I have no sympathy for the way these leaders propagandize in favor of terror. I have no sympathy for the way they oppose additional minorities, especially the Jews. I have no doubt that they oppose Pagans as well.
Still, I know that people are not permanently as terrible as their leaders. And I hoped that would be the case with the leader of this book. So I skipped breakfast and tried reading it!
Well, the book ongoing with an intoduction (by James Baker) that made me queasy enough so that I was glad I hadn’t had breakfast. And it turned out that Chacour was basically similar to the Arab Christian leaders, neither peace-loving nor moderate. To him, Jews are not victims to be helped or defended. They are evil creatures to be forgiven and cured.
I generally feel for persons who have suffered through wars. And I know plenty of people who spent World War Two in London, Berlin, Tokyo, Paris, and far worse places. It was no fun for many Japanese and Germans as the war came to a close and they wound up lacking food (or worse, sent to Siberia by the Russians). But I can empathize with their plights. And to their credit, I’ve never had any of them try to deny the fact that their nations were aggressors. I don’t reflect I’d abide the same accounts from them were they to insist that all the attacks on their nation had been unprovoked, but that they could still find the heart to “forgive” persons who attacked them!
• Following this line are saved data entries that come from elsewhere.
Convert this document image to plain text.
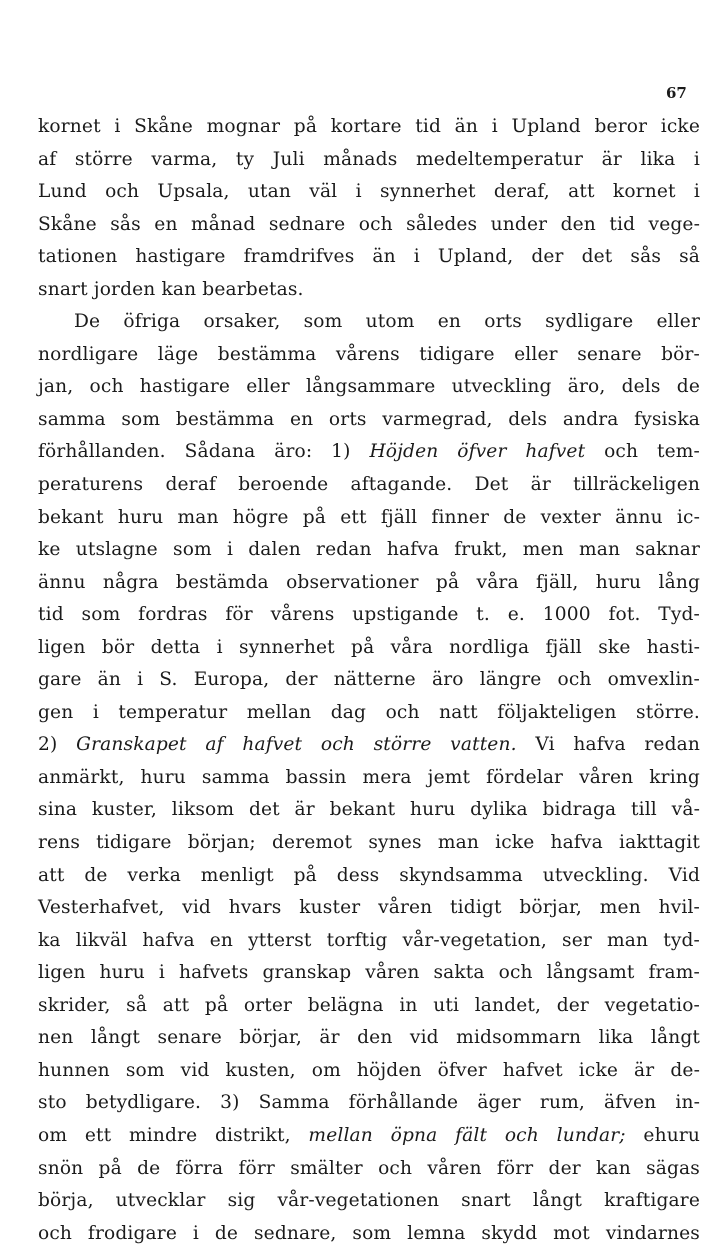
67
kornet i Skåne mognar på kortare tid än i Upland beror icke
af större varma, ty Juli månads medeltemperatur är lika i
Lund och Upsala, utan väl i synnerhet deraf, att kornet i
Skåne sås en månad sednare och således under den tid vege-
tationen hastigare framdrifves än i Upland, der det sås så
snart jorden kan bearbetas.
De öfriga orsaker, som utom en orts sydligare eller
nordligare läge bestämma vårens tidigare eller senare bör-
jan, och hastigare eller långsammare utveckling äro, dels de
samma som bestämma en orts varmegrad, dels andra fysiska
förhållanden. Sådana äro: 1) Höjden öfver hafvet och tem-
peraturens deraf beroende aftagande. Det är tillräckeligen
bekant huru man högre på ett fjäll finner de vexter ännu ic-
ke utslagne som i dalen redan hafva frukt, men man saknar
ännu några bestämda observationer på våra fjäll, huru lång
tid som fordras för vårens upstigande t. e. 1000 fot. Tyd-
ligen bör detta i synnerhet på våra nordliga fjäll ske hasti-
gare än i S. Europa, der nätterne äro längre och omvexlin-
gen i temperatur mellan dag och natt följakteligen större.
2) Granskapet af hafvet och större vatten. Vi hafva redan
anmärkt, huru samma bassin mera jemt fördelar våren kring
sina kuster, liksom det är bekant huru dylika bidraga till vå-
rens tidigare början; deremot synes man icke hafva iakttagit
att de verka menligt på dess skyndsamma utveckling. Vid
Vesterhafvet, vid hvars kuster våren tidigt börjar, men hvil-
ka likväl hafva en ytterst torftig vår-vegetation, ser man tyd-
ligen huru i hafvets granskap våren sakta och långsamt fram-
skrider, så att på orter belägna in uti landet, der vegetatio-
nen långt senare börjar, är den vid midsommarn lika långt
hunnen som vid kusten, om höjden öfver hafvet icke är de-
sto betydligare. 3) Samma förhållande äger rum, äfven in-
om ett mindre distrikt, mellan öpna fält och lundar; ehuru
snön på de förra förr smälter och våren förr der kan sägas
börja, utvecklar sig vår-vegetationen snart långt kraftigare
och frodigare i de sednare, som lemna skydd mot vindarnes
Chacour does present a fake history of the Arab-Israeli conflict. And the things he says that are clearly fake cast fantastic doubt on much of the rest of his tale. Moreover, I am completely repelled by his eagerness to falsely blame others and then “forgive” them!
Anyway, he’s not showing compassion and forgiveness. He’s showing hatred, cowardice, and malevolence. And no one needs that.
Reader’s Rating: 1 / 5
Chacour has a huge (to some extent justifiable) prejudiced axe to grind and he does it in a sneaky manipulative beeding-heart manner that draws you into his family tree’s pain and paints a fake picture of the current struggle.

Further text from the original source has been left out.